Elixir really shines in cases like these and I thought it would be great to have a library for simple parallelization. That’s why I created ParallelTask, a lightweight wrapper around Task making it easy to parallelize API requests, database queries, and the like.

This is my first Elixir project and any feedback is much welcomed. Thanks!

5 Likes

I like it, it reads nicely!

1 Like

I like the idea, how you can build up the tasks to execute in parallel and then execute them together. Although since the idea is conceptually very similar to Ecto.Multi I think it would make sense to mirror that API.

So instead of:

|> ParallelTask.add(first_task: fn -> "Result from first task" end)

We could write:

|> ParallelTask.add(:first_task, fn -> "Result from first task" end)

That would also allow us to more flexibly name our tasks (Ecto.Multi actually now accepts strings)

2 Likes

Nice package! :thumbsup:

It’s surprising that the Task module doesn’t make it easier to work with keyed tasks like this.
The closest I could get without writing a helper function is:

tasks = %{a: async(fn -> "foo" end), b: async(fn -> "bar" end)}
results = for {k, v} <- tasks, into: %{}, do: {k, Task.await(v)}

But that has slightly different semantics to your package (starts tasks eagerly and awaits each separately).

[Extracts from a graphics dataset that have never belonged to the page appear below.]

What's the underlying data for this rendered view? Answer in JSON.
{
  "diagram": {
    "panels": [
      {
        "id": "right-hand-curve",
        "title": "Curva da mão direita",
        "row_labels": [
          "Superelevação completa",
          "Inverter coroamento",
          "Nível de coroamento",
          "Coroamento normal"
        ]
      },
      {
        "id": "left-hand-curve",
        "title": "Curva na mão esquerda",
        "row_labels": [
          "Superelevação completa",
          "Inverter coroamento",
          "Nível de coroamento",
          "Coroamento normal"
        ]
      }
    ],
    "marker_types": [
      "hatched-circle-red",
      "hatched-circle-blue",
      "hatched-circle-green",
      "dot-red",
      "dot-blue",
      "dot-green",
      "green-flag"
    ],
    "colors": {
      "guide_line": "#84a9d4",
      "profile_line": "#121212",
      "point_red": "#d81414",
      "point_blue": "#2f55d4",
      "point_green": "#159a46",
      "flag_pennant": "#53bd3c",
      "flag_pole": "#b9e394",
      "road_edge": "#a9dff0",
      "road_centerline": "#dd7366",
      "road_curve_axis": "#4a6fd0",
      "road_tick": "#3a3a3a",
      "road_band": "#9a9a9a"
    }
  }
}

The implementation of add can benefit from some pattern matching and map update syntax:

def add(%__MODULE__{task_functions: task_functions} = object, new_functions \\ []) do
  %{object | task_functions: Enum.into(task_functions, new_functions)}
end

I try not to use Enum.at wherever possible, such as in the definition of perform, I’d try to use unzip and zip to match the keys and results together:

def perform(%__MODULE__{task_functions: task_functions}, timeout \\ 5000) do
    {keys, tasks} =
      task_functions
      |> Enum.map(fn {k, f} -> {k, Task.async(f)} end)
      |> Enum.unzip()

    task_results =
      tasks
      |> Task.yield_many(timeout)
      |> Enum.map(&get_task_result/1)

    keys
    |> Enum.zip(task_results)
    |> Map.new()
  end
1 Like

Thats a great idea!

I just added an alternative syntax for ParallelTask.add like Ecto.Multi and it should support string keys.

Thanks!

1 Like

Wow, can’t thank you enough for these tips.

The map update syntax is brilliant and I had no clue zip/unzip even existed. Your code really shows the beauty of Elixir.

I’ve incorporated it into my code, thanks!